Ernest Harwell: If I can make healthy changes, you can too
By Cheryl Hastings, Contributing Writer
Ernest Harwell is living just fine without extra gravy and super-sized fast-food meals awash in soda. He wants other TIers to know it’s not so bad and, in fact, it’s all good.
Ernest, a TIer of 10 years, had always been healthy and active. Despite an upward creep in his weight, his endurance never suffered as he worked the SC Building’s Test floor, which is about three football fields in length.
So when he found himself in the men’s room more often, he took notice.
“I never felt bad, never even had high cholesterol or high blood pressure. I just began to notice frequent urination and I was a little lower on energy,” said Ernest, an equipment engineering systems administrator. “When I went to the doctor, I weighed in at 418 pounds and as it turned out, I was type 2 diabetic.”
Perhaps until that day, Ernest thought of himself as a strapping military man.
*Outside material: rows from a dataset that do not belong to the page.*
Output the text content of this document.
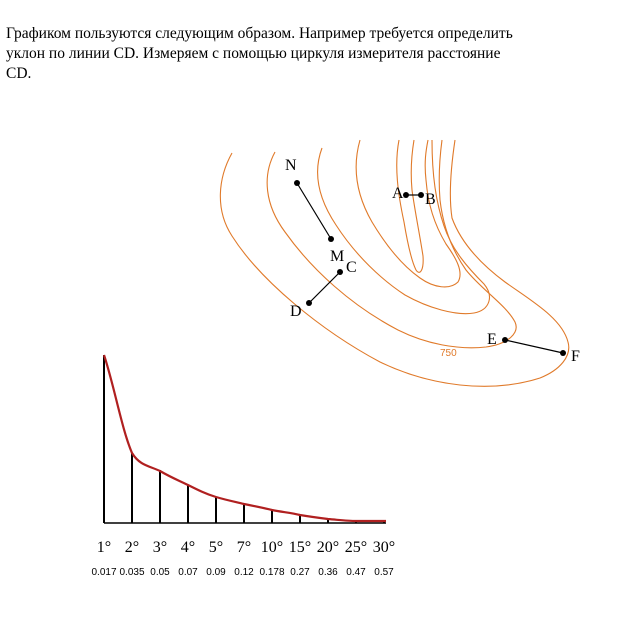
Графиком пользуются следующим образом. Например требуется определить
уклон по линии CD. Измеряем с помощью циркуля измерителя расстояние
CD.
750
N
M
A B
C
D
E
F
1° 2° 3° 4° 5° 7° 10° 15° 20° 25° 30°
0.017 0.035 0.05 0.07 0.09 0.12 0.178 0.27 0.36 0.47 0.57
When he left the service in 1994, his 6-foot, 5-inch-tall frame carried a strong 265 pounds and a mere 11 percent body fat. But as a civilian, Ernest never replaced the strenuous physical activity of the military, and his appetite stayed the same.
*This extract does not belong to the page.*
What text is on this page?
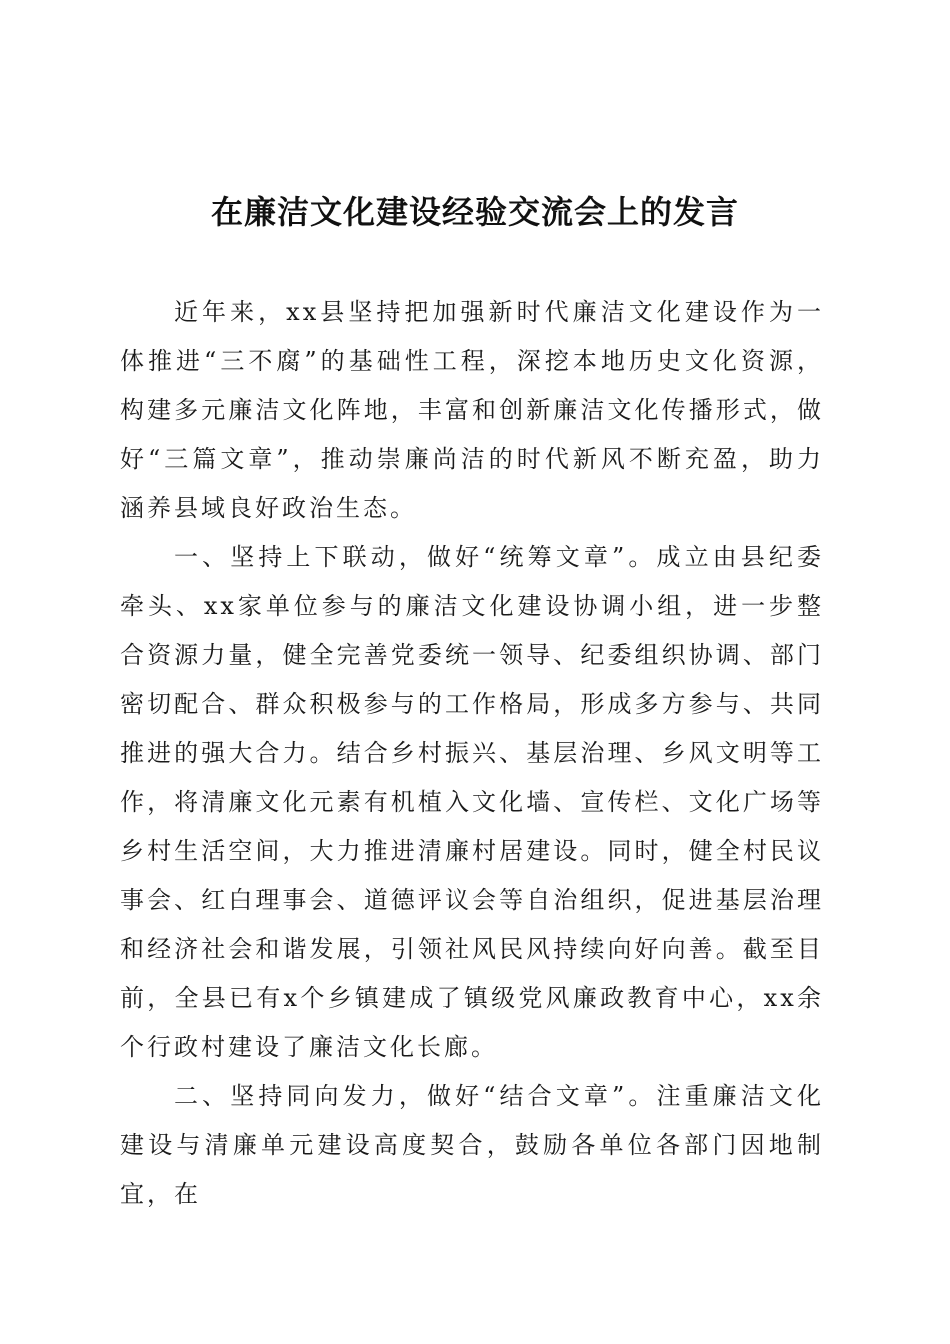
在廉洁文化建设经验交流会上的发言

近年来，xx县坚持把加强新时代廉洁文化建设作为一体推进“三不腐”的基础性工程，深挖本地历史文化资源，构建多元廉洁文化阵地，丰富和创新廉洁文化传播形式，做好“三篇文章”，推动崇廉尚洁的时代新风不断充盈，助力涵养县域良好政治生态。

一、坚持上下联动，做好“统筹文章”。成立由县纪委牵头、xx家单位参与的廉洁文化建设协调小组，进一步整合资源力量，健全完善党委统一领导、纪委组织协调、部门密切配合、群众积极参与的工作格局，形成多方参与、共同推进的强大合力。结合乡村振兴、基层治理、乡风文明等工作，将清廉文化元素有机植入文化墙、宣传栏、文化广场等乡村生活空间，大力推进清廉村居建设。同时，健全村民议事会、红白理事会、道德评议会等自治组织，促进基层治理和经济社会和谐发展，引领社风民风持续向好向善。截至目前，全县已有x个乡镇建成了镇级党风廉政教育中心，xx余个行政村建设了廉洁文化长廊。

二、坚持同向发力，做好“结合文章”。注重廉洁文化建设与清廉单元建设高度契合，鼓励各单位各部门因地制宜，在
“My doctor started asking about my diet. As I heard myself telling him what I typically ate, I realized it wasn’t good – a lot of fried foods, Taco Bell, pizza, fried chicken. And I drank a lot of Cokes – probably two cases a day,” he said. “Until he and I talked, I just enjoyed my food and never thought about it. We figured out that I was eating 7,000 to 8,000 calories a day, sometimes more. That was a wake-up call.”
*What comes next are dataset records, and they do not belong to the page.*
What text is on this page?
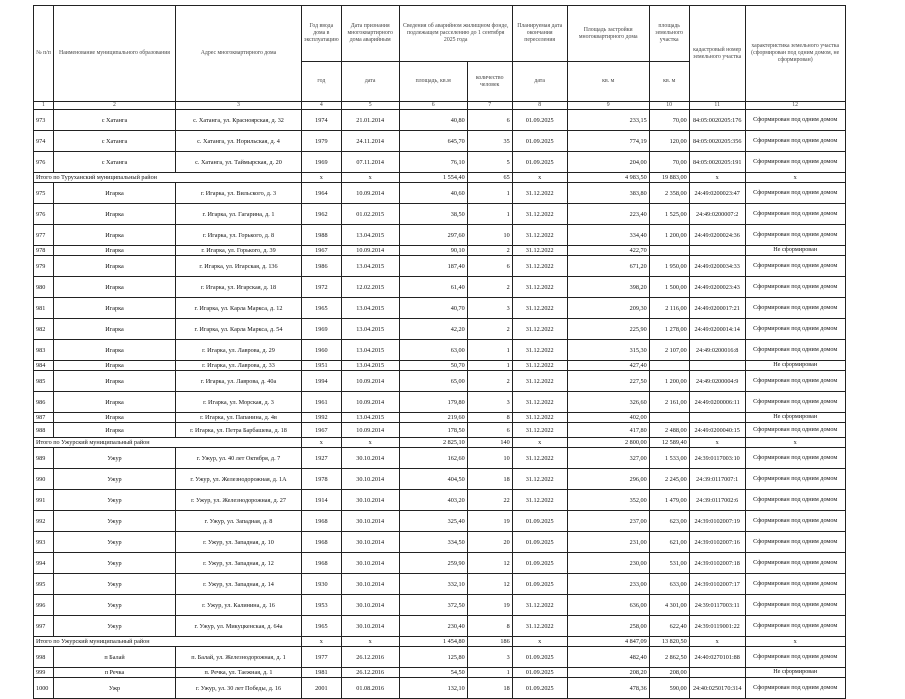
№ п/п	Наименование муниципального образования	Адрес многоквартирного дома	Год ввода дома в эксплуатацию	Дата признания многоквартирного дома аварийным	Сведения об аварийном жилищном фонде, подлежащем расселению до 1 сентября 2025 года		Планируемая дата окончания переселения	Площадь застройки многоквартирного дома	площадь земельного участка	кадастровый номер земельного участка	характеристика земельного участка (сформирован под одним домом, не сформирован)
			год	дата	площадь, кв.м	количество человек	дата	кв. м	кв. м		
1	2	3	4	5	6	7	8	9	10	11	12
973	с Хатанга	с. Хатанга, ул. Красноярская, д. 32	1974	21.01.2014	40,80	6	01.09.2025	233,15	70,00	84:05:0020205:176	Сформирован под одним домом
974	с Хатанга	с. Хатанга, ул. Норильская, д. 4	1979	24.11.2014	645,70	35	01.09.2025	774,19	120,00	84:05:0020205:356	Сформирован под одним домом
976	с Хатанга	с. Хатанга, ул. Таймырская, д. 20	1969	07.11.2014	76,10	5	01.09.2025	204,00	70,00	84:05:0020205:191	Сформирован под одним домом
Итого по Туруханский муниципальный район			х	х	1 554,40	65	х	4 983,50	19 883,00	х	х
975	Игарка	г. Игарка, ул. Вильского, д. 3	1964	10.09.2014	40,60	1	31.12.2022	383,80	2 358,00	24:49:0200023:47	Сформирован под одним домом
976	Игарка	г. Игарка, ул. Гагарина, д. 1	1962	01.02.2015	38,50	1	31.12.2022	223,40	1 525,00	24:49:0200007:2	Сформирован под одним домом
977	Игарка	г. Игарка, ул. Горького, д. 8	1988	13.04.2015	297,60	10	31.12.2022	334,40	1 200,00	24:49:0200024:36	Сформирован под одним домом
978	Игарка	г. Игарка, ул. Горького, д. 39	1967	10.09.2014	90,10	2	31.12.2022	422,70			Не сформирован
979	Игарка	г. Игарка, ул. Игарская, д. 136	1986	13.04.2015	187,40	6	31.12.2022	671,20	1 950,00	24:49:0200034:33	Сформирован под одним домом
980	Игарка	г. Игарка, ул. Игарская, д. 18	1972	12.02.2015	61,40	2	31.12.2022	398,20	1 500,00	24:49:0200023:43	Сформирован под одним домом
981	Игарка	г. Игарка, ул. Карла Маркса, д. 12	1965	13.04.2015	40,70	3	31.12.2022	209,30	2 116,00	24:49:0200017:21	Сформирован под одним домом
982	Игарка	г. Игарка, ул. Карла Маркса, д. 54	1969	13.04.2015	42,20	2	31.12.2022	225,90	1 278,00	24:49:0200014:14	Сформирован под одним домом
983	Игарка	г. Игарка, ул. Лаврова, д. 29	1960	13.04.2015	63,00	1	31.12.2022	315,30	2 107,00	24:49:0200016:8	Сформирован под одним домом
984	Игарка	г. Игарка, ул. Лаврова, д. 33	1951	13.04.2015	50,70	1	31.12.2022	427,40			Не сформирован
985	Игарка	г. Игарка, ул. Лаврова, д. 40а	1994	10.09.2014	65,00	2	31.12.2022	227,50	1 200,00	24:49:0200004:9	Сформирован под одним домом
986	Игарка	г. Игарка, ул. Морская, д. 3	1961	10.09.2014	179,80	3	31.12.2022	326,60	2 161,00	24:49:0200006:11	Сформирован под одним домом
987	Игарка	г. Игарка, ул. Папанина, д. 4в	1992	13.04.2015	219,60	8	31.12.2022	402,00			Не сформирован
988	Игарка	г. Игарка, ул. Петра Барбашева, д. 18	1967	10.09.2014	178,50	6	31.12.2022	417,80	2 488,00	24:49:0200040:15	Сформирован под одним домом
Итого по Ужурский муниципальный район			х	х	2 825,10	140	х	2 800,00	12 589,40	х	х
989	Ужур	г. Ужур, ул. 40 лет Октября, д. 7	1927	30.10.2014	162,60	10	31.12.2022	327,00	1 533,00	24:39:0117003:10	Сформирован под одним домом
990	Ужур	г. Ужур, ул. Железнодорожная, д. 1А	1978	30.10.2014	404,50	18	31.12.2022	296,00	2 245,00	24:39:0117007:1	Сформирован под одним домом
991	Ужур	г. Ужур, ул. Железнодорожная, д. 27	1914	30.10.2014	403,20	22	31.12.2022	352,00	1 479,00	24:39:0117002:6	Сформирован под одним домом
992	Ужур	г. Ужур, ул. Западная, д. 8	1968	30.10.2014	325,40	19	01.09.2025	237,00	623,00	24:39:0102007:19	Сформирован под одним домом
993	Ужур	г. Ужур, ул. Западная, д. 10	1968	30.10.2014	334,50	20	01.09.2025	231,00	621,00	24:39:0102007:16	Сформирован под одним домом
994	Ужур	г. Ужур, ул. Западная, д. 12	1968	30.10.2014	259,90	12	01.09.2025	230,00	531,00	24:39:0102007:18	Сформирован под одним домом
995	Ужур	г. Ужур, ул. Западная, д. 14	1930	30.10.2014	332,10	12	01.09.2025	233,00	633,00	24:39:0102007:17	Сформирован под одним домом
996	Ужур	г. Ужур, ул. Калинина, д. 16	1953	30.10.2014	372,50	19	31.12.2022	636,00	4 301,00	24:39:0117003:11	Сформирован под одним домом
997	Ужур	г. Ужур, ул. Микуцкенская, д. 64а	1965	30.10.2014	230,40	8	31.12.2022	258,00	622,40	24:39:0119001:22	Сформирован под одним домом
Итого по Ужурский муниципальный район			х	х	1 454,80	186	х	4 847,09	13 820,50	х	х
998	п Балай	п. Балай, ул. Железнодорожная, д. 1	1977	26.12.2016	125,80	3	01.09.2025	482,40	2 862,50	24:40:0270101:88	Сформирован под одним домом
999	п Речка	п. Речка, ул. Таежная, д. 1	1981	26.12.2016	54,50	1	01.09.2025	208,20	208,00		Не сформирован
1000	Ужр	г. Ужур, ул. 30 лет Победы, д. 16	2001	01.08.2016	132,10	18	01.09.2025	478,36	590,00	24:40:0250170:314	Сформирован под одним домом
Ernest was lucky – at this early stage of diabetes the fix for his situation was fairly simple. The doctor said if he would lose weight, he could control his diabetes and avoid serious complications.
Healthy changes, quick results
So Ernest, a long-time member of the Texins Activity Center, decided to use his member benefits for more than just entertainment tickets.
“I talked with the trainers at Texins and they helped me determine my resting metabolic rate. Once I had that information, we figured out the right diet and exercise program for me. Following their direction, it wasn’t any time at all that I started losing weight,” said the husband and father of five.
Ernest was diagnosed with diabetes in August 2009. By December, he’d lost 65 pounds. By the end of May 2010, he’d lost 108 pounds. Today, his goal to drop 50 more pounds feels well within his grasp.
Plan for health
Ernest’s regimen includes 30 minutes to an hour of weight training and cardio exercise at the Dallas Texins Activity Center five days a week. He started with a 1,600-calorie eating plan, and is now averaging 2,000 calories per day. Sure it’s been a change, he says, but it’s not so bad.
"My plan allows me to basically eat what I want once a week so I don’t have to give up on the foods I like. I refuse to live on salad, but I will eat Subway,” he said.
And on that day when he treats himself, he eats a regular-sized portion rather than the super-sized meals he once devoured. Instead of four pieces of fried chicken, a dozen gizzards and mashed potatoes with extra gravy, he orders two pieces of chicken, potatoes, no gravy and he swipes a couple of his wife’s corn fritters.
At Taco Bell, he’s down from six tacos, a tostado, a burrito supreme, pinto beans with cheese and two liters of Coke, to a dramatically smaller order of two Fresco tacos from the chain’s new diet menu. Each Fresco taco has 180 calories and 7 grams of fat.
Ernest’s positive changes are also showing in his blood work. His blood sugar – once at a dangerous high of 258 – is nearing the normal level, which is below 105. His progress has enabled his doctor to reduce his diabetes medication by half, and if his progress continues he may be able to eliminate medication altogether.
Once he reaches his target weight, he said he plans to work with a trainer to increase his muscle mass.
You can do it, too
For TIers who face similar health challenges, Ernest encourages them to face it head-on, determine a personal course of action that works, and stick with it.
“When my diabetes came on, it came on fast. I never thought I looked like I weighed over 400 pounds, and I thought I felt fine,” he said. “Now, I’m down to 310 pounds and I feel better than ever. It’s worth it to make these changes and I hope other TIers will learn from my experience. There’s no miracle cure so when you have these problems, you just have to take the initiative to care for yourself.”
An inspirational note at the bottom of his TI e-mail shares his new approach: “There are risks and costs to a program of action. But they are far less than the long-range risks and costs of comfortable inaction.”